2. The State Government, or the District Magistrate subject to the general or special orders of the State Government, may empower any Magistrate to take cognizance under Sub-section (1), Clause (a) or Clause (b), of offences for which ho may try or commit for trial.
3. The State Government may empower any Magistrate of the first or second class to take cognizance under Sub-section (1), Clause (c) of offences for which he may try or commit for trial'.
7. The above section provides for three contingencies upon which the Magistrate may take cognizance of an offence. As pointed out by the Supreme Court in R. R. Chari v. State of Uttar Pradesh. : 1951CriLJ775 . the first contingency evidently is in respect of non-cognizable offences as defined in Criminal Procedure Code on the complaint of an aggrieved party. The second deals with a police report which evidently is a case of cognizable offence when the police have completed . their investigation and come to the Magistrate for the issue of process. The third is when the Magistrate himself takes notice of an offence and issues the process.
8. Mr. Rarnarao, has contended before me that the District Magistrate should have treated the same as falling within the meaning of Section 190(1)(a) and examined the complainant on oath. By not so doing the accused has lost the possible chance of the complaint being thrown out under Section 203 of the Criminal Procedure Code. In support of his contention, that the case should have been treated as if on a complaint, Mr. Rarnarao has referred me to two decisions of the Patna High Court in Jhuna Lal Sahu v. Emperor, AIR 1917 Pat 611 and Panu Samal v. Emperor, AIR 1940 Pat 111.

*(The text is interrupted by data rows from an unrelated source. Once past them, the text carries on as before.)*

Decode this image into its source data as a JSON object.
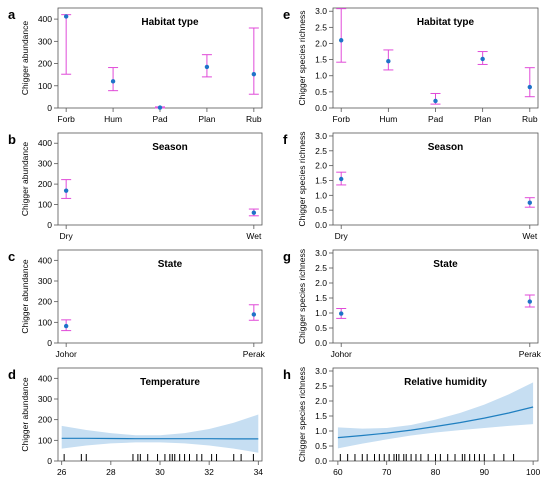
{
  "colors": {
    "point": "#1e73c8",
    "errorbar": "#e04ad8",
    "line": "#1f7fc0",
    "band": "#c6def2",
    "rug": "#000000"
  },
  "chart_data": [
    {
      "letter": "a",
      "type": "point-errorbar",
      "title": "Habitat type",
      "ylabel": "Chigger abundance",
      "categories": [
        "Forb",
        "Hum",
        "Pad",
        "Plan",
        "Rub"
      ],
      "values": [
        412,
        120,
        2,
        185,
        152
      ],
      "lower": [
        152,
        78,
        0,
        140,
        62
      ],
      "upper": [
        420,
        182,
        5,
        240,
        360
      ],
      "ylim": [
        0,
        450
      ],
      "yticks": [
        0,
        100,
        200,
        300,
        400
      ]
    },
    {
      "letter": "e",
      "type": "point-errorbar",
      "title": "Habitat type",
      "ylabel": "Chigger species richness",
      "categories": [
        "Forb",
        "Hum",
        "Pad",
        "Plan",
        "Rub"
      ],
      "values": [
        2.1,
        1.45,
        0.22,
        1.52,
        0.65
      ],
      "lower": [
        1.42,
        1.18,
        0.12,
        1.35,
        0.35
      ],
      "upper": [
        3.08,
        1.8,
        0.45,
        1.75,
        1.25
      ],
      "ylim": [
        0,
        3.1
      ],
      "yticks": [
        "0.0",
        "0.5",
        "1.0",
        "1.5",
        "2.0",
        "2.5",
        "3.0"
      ]
    },
    {
      "letter": "b",
      "type": "point-errorbar",
      "title": "Season",
      "ylabel": "Chigger abundance",
      "categories": [
        "Dry",
        "Wet"
      ],
      "values": [
        168,
        60
      ],
      "lower": [
        130,
        45
      ],
      "upper": [
        222,
        78
      ],
      "ylim": [
        0,
        450
      ],
      "yticks": [
        0,
        100,
        200,
        300,
        400
      ]
    },
    {
      "letter": "f",
      "type": "point-errorbar",
      "title": "Season",
      "ylabel": "Chigger species richness",
      "categories": [
        "Dry",
        "Wet"
      ],
      "values": [
        1.55,
        0.75
      ],
      "lower": [
        1.35,
        0.6
      ],
      "upper": [
        1.78,
        0.92
      ],
      "ylim": [
        0,
        3.1
      ],
      "yticks": [
        "0.0",
        "0.5",
        "1.0",
        "1.5",
        "2.0",
        "2.5",
        "3.0"
      ]
    },
    {
      "letter": "c",
      "type": "point-errorbar",
      "title": "State",
      "ylabel": "Chigger abundance",
      "categories": [
        "Johor",
        "Perak"
      ],
      "values": [
        82,
        138
      ],
      "lower": [
        60,
        110
      ],
      "upper": [
        112,
        185
      ],
      "ylim": [
        0,
        450
      ],
      "yticks": [
        0,
        100,
        200,
        300,
        400
      ]
    },
    {
      "letter": "g",
      "type": "point-errorbar",
      "title": "State",
      "ylabel": "Chigger species richness",
      "categories": [
        "Johor",
        "Perak"
      ],
      "values": [
        0.98,
        1.38
      ],
      "lower": [
        0.82,
        1.2
      ],
      "upper": [
        1.15,
        1.6
      ],
      "ylim": [
        0,
        3.1
      ],
      "yticks": [
        "0.0",
        "0.5",
        "1.0",
        "1.5",
        "2.0",
        "2.5",
        "3.0"
      ]
    },
    {
      "letter": "d",
      "type": "line-ribbon",
      "title": "Temperature",
      "ylabel": "Chigger abundance",
      "x": [
        26,
        27,
        28,
        29,
        30,
        31,
        32,
        33,
        34
      ],
      "y": [
        110,
        110,
        109,
        108,
        108,
        108,
        108,
        107,
        107
      ],
      "lower": [
        60,
        75,
        85,
        90,
        90,
        85,
        75,
        60,
        40
      ],
      "upper": [
        170,
        150,
        135,
        125,
        125,
        135,
        155,
        185,
        225
      ],
      "rug": [
        26.1,
        26.8,
        27.0,
        28.9,
        29.1,
        29.2,
        29.5,
        29.9,
        30.2,
        30.4,
        30.5,
        30.6,
        30.8,
        31.0,
        31.2,
        31.5,
        31.7,
        32.1,
        32.3,
        33.0,
        33.3,
        33.8
      ],
      "xlim": [
        25.85,
        34.15
      ],
      "xticks": [
        26,
        28,
        30,
        32,
        34
      ],
      "ylim": [
        0,
        450
      ],
      "yticks": [
        0,
        100,
        200,
        300,
        400
      ]
    },
    {
      "letter": "h",
      "type": "line-ribbon",
      "title": "Relative humidity",
      "ylabel": "Chigger species richness",
      "x": [
        60,
        65,
        70,
        75,
        80,
        85,
        90,
        95,
        100
      ],
      "y": [
        0.78,
        0.85,
        0.93,
        1.03,
        1.15,
        1.28,
        1.43,
        1.6,
        1.8
      ],
      "lower": [
        0.42,
        0.58,
        0.72,
        0.85,
        0.95,
        1.03,
        1.1,
        1.17,
        1.23
      ],
      "upper": [
        1.12,
        1.08,
        1.1,
        1.2,
        1.38,
        1.6,
        1.88,
        2.22,
        2.62
      ],
      "rug": [
        60.5,
        62.0,
        63.5,
        65.0,
        66.0,
        67.5,
        68.5,
        69.5,
        70.5,
        71.5,
        72.0,
        72.5,
        73.5,
        74.0,
        75.0,
        76.0,
        77.0,
        78.5,
        80.0,
        81.0,
        82.5,
        84.0,
        85.5,
        86.0,
        87.0,
        88.0,
        89.0,
        90.0,
        92.0,
        94.0,
        96.0
      ],
      "xlim": [
        59,
        101
      ],
      "xticks": [
        60,
        70,
        80,
        90,
        100
      ],
      "ylim": [
        0,
        3.1
      ],
      "yticks": [
        "0.0",
        "0.5",
        "1.0",
        "1.5",
        "2.0",
        "2.5",
        "3.0"
      ]
    }
  ]
}
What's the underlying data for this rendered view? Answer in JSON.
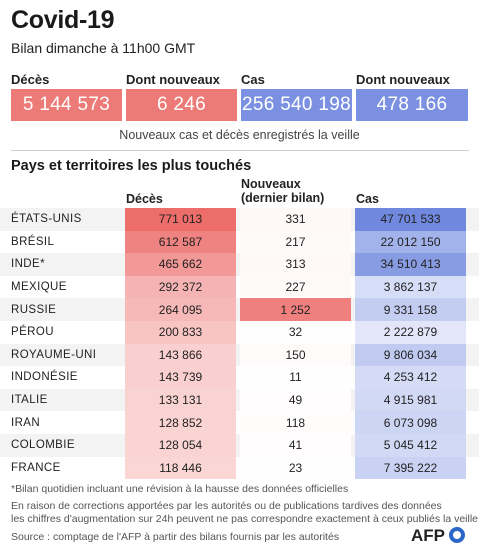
{
  "title": "Covid-19",
  "subtitle": "Bilan dimanche à 11h00 GMT",
  "summary": [
    {
      "label": "Décès",
      "value": "5 144 573",
      "color": "red"
    },
    {
      "label": "Dont nouveaux",
      "value": "6 246",
      "color": "red"
    },
    {
      "label": "Cas",
      "value": "256 540 198",
      "color": "blue"
    },
    {
      "label": "Dont nouveaux",
      "value": "478 166",
      "color": "blue"
    }
  ],
  "summary_note": "Nouveaux cas et décès enregistrés la veille",
  "section_title": "Pays et territoires les plus touchés",
  "colors": {
    "red_high": "#ec6d6a",
    "red_low": "#fdeeed",
    "blue_high": "#7088de",
    "blue_low": "#f1f3fc"
  },
  "chart_data": {
    "type": "table",
    "columns": [
      "Décès",
      "Nouveaux (dernier bilan)",
      "Cas"
    ],
    "column_lines": [
      [
        "Décès"
      ],
      [
        "Nouveaux",
        "(dernier bilan)"
      ],
      [
        "Cas"
      ]
    ],
    "rows": [
      {
        "country": "ÉTATS-UNIS",
        "deaths": 771013,
        "new": 331,
        "cases": 47701533,
        "deaths_t": "771 013",
        "new_t": "331",
        "cases_t": "47 701 533"
      },
      {
        "country": "BRÉSIL",
        "deaths": 612587,
        "new": 217,
        "cases": 22012150,
        "deaths_t": "612 587",
        "new_t": "217",
        "cases_t": "22 012 150"
      },
      {
        "country": "INDE*",
        "deaths": 465662,
        "new": 313,
        "cases": 34510413,
        "deaths_t": "465 662",
        "new_t": "313",
        "cases_t": "34 510 413"
      },
      {
        "country": "MEXIQUE",
        "deaths": 292372,
        "new": 227,
        "cases": 3862137,
        "deaths_t": "292 372",
        "new_t": "227",
        "cases_t": "3 862 137"
      },
      {
        "country": "RUSSIE",
        "deaths": 264095,
        "new": 1252,
        "cases": 9331158,
        "deaths_t": "264 095",
        "new_t": "1 252",
        "cases_t": "9 331 158"
      },
      {
        "country": "PÉROU",
        "deaths": 200833,
        "new": 32,
        "cases": 2222879,
        "deaths_t": "200 833",
        "new_t": "32",
        "cases_t": "2 222 879"
      },
      {
        "country": "ROYAUME-UNI",
        "deaths": 143866,
        "new": 150,
        "cases": 9806034,
        "deaths_t": "143 866",
        "new_t": "150",
        "cases_t": "9 806 034"
      },
      {
        "country": "INDONÉSIE",
        "deaths": 143739,
        "new": 11,
        "cases": 4253412,
        "deaths_t": "143 739",
        "new_t": "11",
        "cases_t": "4 253 412"
      },
      {
        "country": "ITALIE",
        "deaths": 133131,
        "new": 49,
        "cases": 4915981,
        "deaths_t": "133 131",
        "new_t": "49",
        "cases_t": "4 915 981"
      },
      {
        "country": "IRAN",
        "deaths": 128852,
        "new": 118,
        "cases": 6073098,
        "deaths_t": "128 852",
        "new_t": "118",
        "cases_t": "6 073 098"
      },
      {
        "country": "COLOMBIE",
        "deaths": 128054,
        "new": 41,
        "cases": 5045412,
        "deaths_t": "128 054",
        "new_t": "41",
        "cases_t": "5 045 412"
      },
      {
        "country": "FRANCE",
        "deaths": 118446,
        "new": 23,
        "cases": 7395222,
        "deaths_t": "118 446",
        "new_t": "23",
        "cases_t": "7 395 222"
      }
    ]
  },
  "footnotes": [
    "*Bilan quotidien incluant une révision à la hausse des données officielles",
    "En raison de corrections apportées par les autorités ou de publications tardives des données",
    "les chiffres d'augmentation sur 24h peuvent ne pas correspondre exactement à ceux publiés la veille"
  ],
  "source": "Source : comptage de l'AFP à partir des bilans fournis par les autorités",
  "logo_text": "AFP"
}
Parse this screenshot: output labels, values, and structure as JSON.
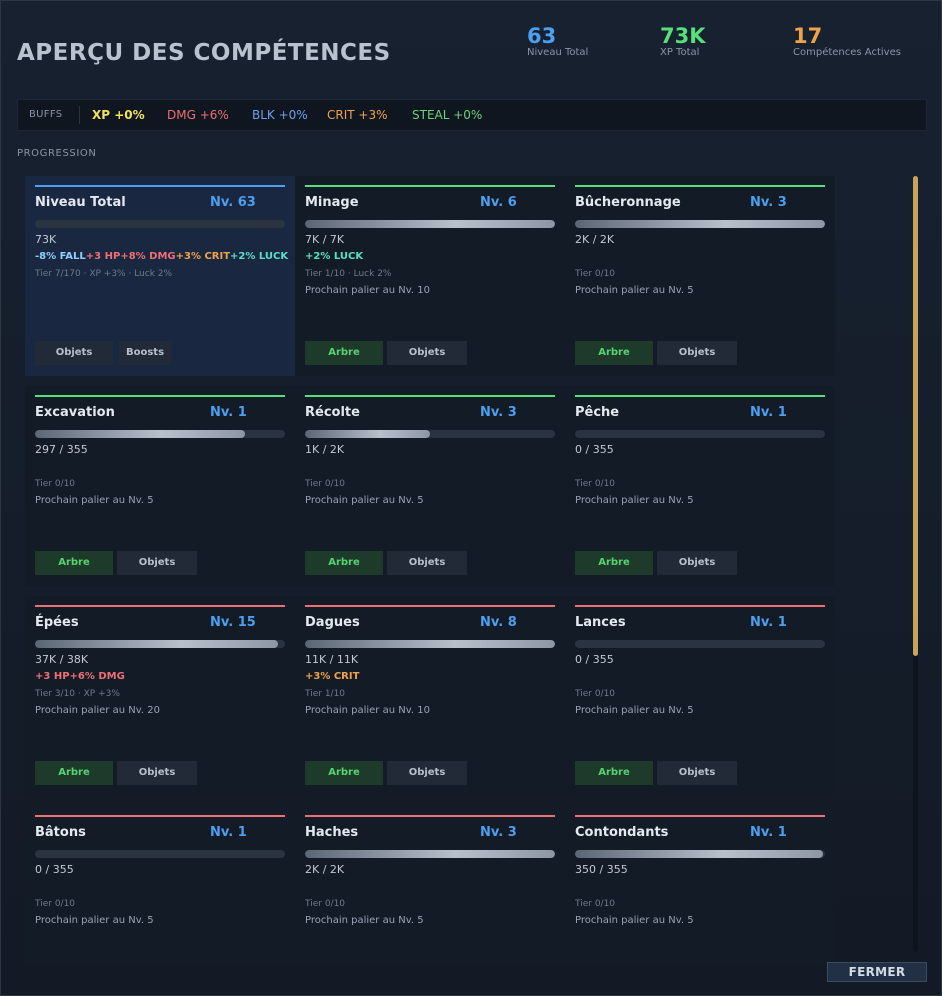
{
  "title": "APERÇU DES COMPÉTENCES",
  "stats": [
    {
      "value": "63",
      "label": "Niveau Total",
      "color": "#4d9ff0"
    },
    {
      "value": "73K",
      "label": "XP Total",
      "color": "#57e07a"
    },
    {
      "value": "17",
      "label": "Compétences Actives",
      "color": "#f0a24a"
    }
  ],
  "buffs": {
    "label": "BUFFS",
    "items": [
      {
        "text": "XP +0%",
        "color": "#f2e15a"
      },
      {
        "text": "DMG +6%",
        "color": "#ef6f74"
      },
      {
        "text": "BLK +0%",
        "color": "#6f9ff0"
      },
      {
        "text": "CRIT +3%",
        "color": "#f0a24a"
      },
      {
        "text": "STEAL +0%",
        "color": "#6fd37a"
      }
    ]
  },
  "progression_label": "PROGRESSION",
  "cards": [
    {
      "name": "Niveau Total",
      "level": "Nv. 63",
      "xp": "73K",
      "progress": 0,
      "line": "#4d9ff0",
      "selected": true,
      "bonus": [
        {
          "t": "-8% FALL",
          "c": "#8fd0ff"
        },
        {
          "t": "+3 HP",
          "c": "#ef6f74"
        },
        {
          "t": "+8% DMG",
          "c": "#ef6f74"
        },
        {
          "t": "+3% CRIT",
          "c": "#f0a24a"
        },
        {
          "t": "+2% LUCK",
          "c": "#57e0c8"
        }
      ],
      "tier": "Tier 7/170 · XP +3% · Luck 2%",
      "next": "",
      "buttons": [
        "Objets",
        "Boosts"
      ]
    },
    {
      "name": "Minage",
      "level": "Nv. 6",
      "xp": "7K / 7K",
      "progress": 1.0,
      "line": "#57e07a",
      "bonus": [
        {
          "t": "+2% LUCK",
          "c": "#57e0c8"
        }
      ],
      "tier": "Tier 1/10 · Luck 2%",
      "next": "Prochain palier au Nv. 10",
      "buttons": [
        "Arbre",
        "Objets"
      ]
    },
    {
      "name": "Bûcheronnage",
      "level": "Nv. 3",
      "xp": "2K / 2K",
      "progress": 1.0,
      "line": "#57e07a",
      "bonus": [],
      "tier": "Tier 0/10",
      "next": "Prochain palier au Nv. 5",
      "buttons": [
        "Arbre",
        "Objets"
      ]
    },
    {
      "name": "Excavation",
      "level": "Nv. 1",
      "xp": "297 / 355",
      "progress": 0.84,
      "line": "#57e07a",
      "bonus": [],
      "tier": "Tier 0/10",
      "next": "Prochain palier au Nv. 5",
      "buttons": [
        "Arbre",
        "Objets"
      ]
    },
    {
      "name": "Récolte",
      "level": "Nv. 3",
      "xp": "1K / 2K",
      "progress": 0.5,
      "line": "#57e07a",
      "bonus": [],
      "tier": "Tier 0/10",
      "next": "Prochain palier au Nv. 5",
      "buttons": [
        "Arbre",
        "Objets"
      ]
    },
    {
      "name": "Pêche",
      "level": "Nv. 1",
      "xp": "0 / 355",
      "progress": 0,
      "line": "#57e07a",
      "bonus": [],
      "tier": "Tier 0/10",
      "next": "Prochain palier au Nv. 5",
      "buttons": [
        "Arbre",
        "Objets"
      ]
    },
    {
      "name": "Épées",
      "level": "Nv. 15",
      "xp": "37K / 38K",
      "progress": 0.97,
      "line": "#ef6f74",
      "bonus": [
        {
          "t": "+3 HP",
          "c": "#ef6f74"
        },
        {
          "t": "+6% DMG",
          "c": "#ef6f74"
        }
      ],
      "tier": "Tier 3/10 · XP +3%",
      "next": "Prochain palier au Nv. 20",
      "buttons": [
        "Arbre",
        "Objets"
      ]
    },
    {
      "name": "Dagues",
      "level": "Nv. 8",
      "xp": "11K / 11K",
      "progress": 1.0,
      "line": "#ef6f74",
      "bonus": [
        {
          "t": "+3% CRIT",
          "c": "#f0a24a"
        }
      ],
      "tier": "Tier 1/10",
      "next": "Prochain palier au Nv. 10",
      "buttons": [
        "Arbre",
        "Objets"
      ]
    },
    {
      "name": "Lances",
      "level": "Nv. 1",
      "xp": "0 / 355",
      "progress": 0,
      "line": "#ef6f74",
      "bonus": [],
      "tier": "Tier 0/10",
      "next": "Prochain palier au Nv. 5",
      "buttons": [
        "Arbre",
        "Objets"
      ]
    },
    {
      "name": "Bâtons",
      "level": "Nv. 1",
      "xp": "0 / 355",
      "progress": 0,
      "line": "#ef6f74",
      "bonus": [],
      "tier": "Tier 0/10",
      "next": "Prochain palier au Nv. 5",
      "buttons": []
    },
    {
      "name": "Haches",
      "level": "Nv. 3",
      "xp": "2K / 2K",
      "progress": 1.0,
      "line": "#ef6f74",
      "bonus": [],
      "tier": "Tier 0/10",
      "next": "Prochain palier au Nv. 5",
      "buttons": []
    },
    {
      "name": "Contondants",
      "level": "Nv. 1",
      "xp": "350 / 355",
      "progress": 0.99,
      "line": "#ef6f74",
      "bonus": [],
      "tier": "Tier 0/10",
      "next": "Prochain palier au Nv. 5",
      "buttons": []
    }
  ],
  "close_label": "FERMER"
}
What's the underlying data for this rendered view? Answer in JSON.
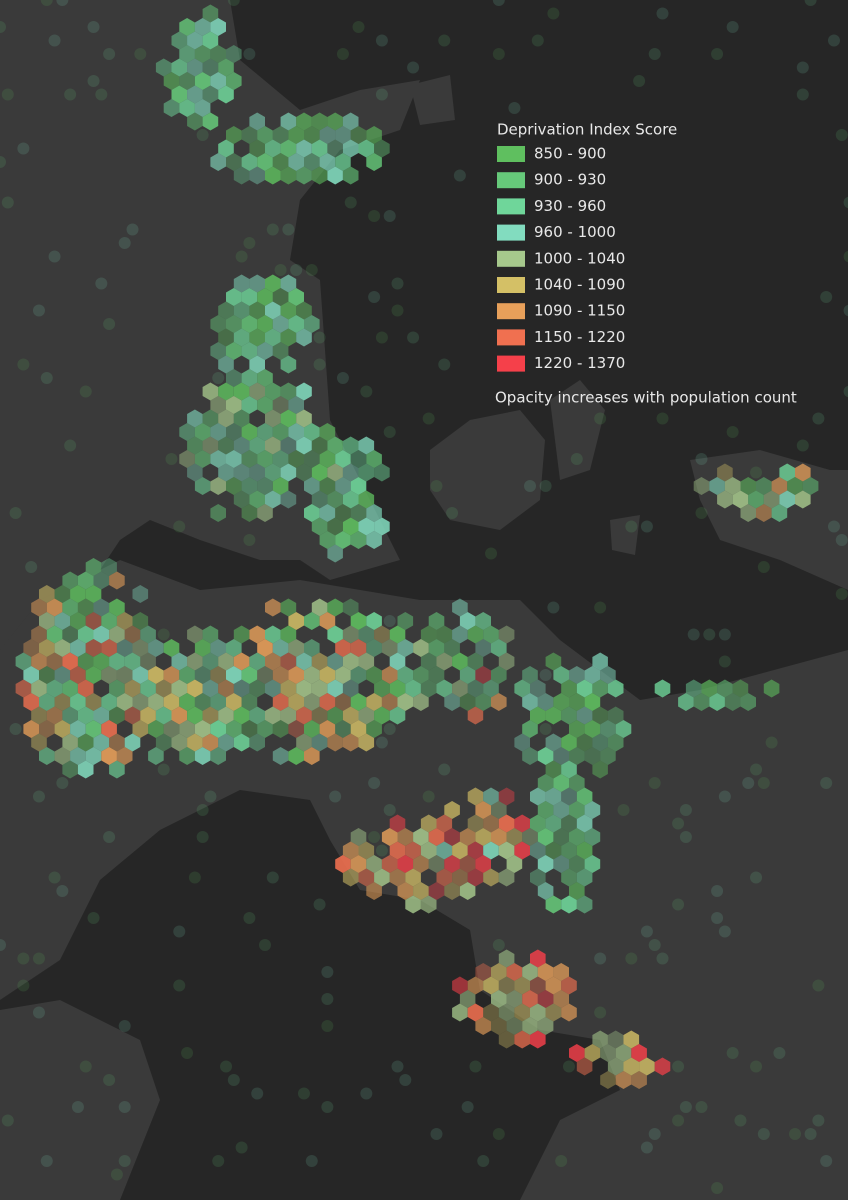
{
  "legend": {
    "title": "Deprivation Index Score",
    "entries": [
      {
        "label": "850 - 900",
        "color": "#5fbf5f"
      },
      {
        "label": "900 - 930",
        "color": "#66c97a"
      },
      {
        "label": "930 - 960",
        "color": "#6fd69a"
      },
      {
        "label": "960 - 1000",
        "color": "#82dcbf"
      },
      {
        "label": "1000 - 1040",
        "color": "#a6c88c"
      },
      {
        "label": "1040 - 1090",
        "color": "#d4c066"
      },
      {
        "label": "1090 - 1150",
        "color": "#e8a05a"
      },
      {
        "label": "1150 - 1220",
        "color": "#f07050"
      },
      {
        "label": "1220 - 1370",
        "color": "#f5404a"
      }
    ],
    "note": "Opacity increases with population count"
  }
}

In the first case the facts were that pending a civil action for the recovery of a large amount of money, the defendant filed a petition before the District Magistrate stating that he suspected that the plaintiff had taken steps to abstract from the Court certain papers for the purpose of introducing forged entries. He did not ask the Magistrate to take action in the way of the issue of summons or warrants against the accused, but desired only that a confidential enquiry be made by the Criminal Investigation Department. As a result of the enquiry warrants were issued against certain persons. The matter was brought up in revision to the High Court. It was found that the written communication given by the defendant should be treated as a complaint within the meaning of Section 190(1) (a).
9. In the second case cited by the learned counsel there was a written protest made to the Magistrate by a person who lodged the first information with the Police and the learned Judges held that it was meant to be a complaint within the meaning of Section 190(1)(a) and should have been treated as such. I am unable to see that these cases have any direct bearing on the present question. Nagabhushana Rao did not purport to apply to the Magistrate for taking cognizance of the case or bring the matter up to his notice as Magistrate. He filed a criminal revision under Section 435 against the order of the Judicial 2nd Class Magistrate directing him to file a private complaint.
That revision petition was not meant to be a complaint within the meaning of Section 4(h) of the Criminal Procedure Code. The Additional Sessions Judge did not entertain the revision petition under Section 435, Cr. P. C. It must, therefore, be assumed that the facts contained in the revision petition constituted information within the meaning of Section 190(1)(e) and the District Magistrate was entitled to take cognizance of the case and transfer it under Section 193 for enquiry and trial to the Magistrate subordinate to him.
10. At this stage of the proceedings all that I am concerned with is whether the order passed on 8-1-1959 is void of jurisdiction so as to justify my quashing it in the manner prayed for. I am not persuaded that the order dated 3-1-1959 and the proceedings pursuant thereto are without jurisdiction so as to justify my intervention
11. In the result, the petition fails and is dismissed.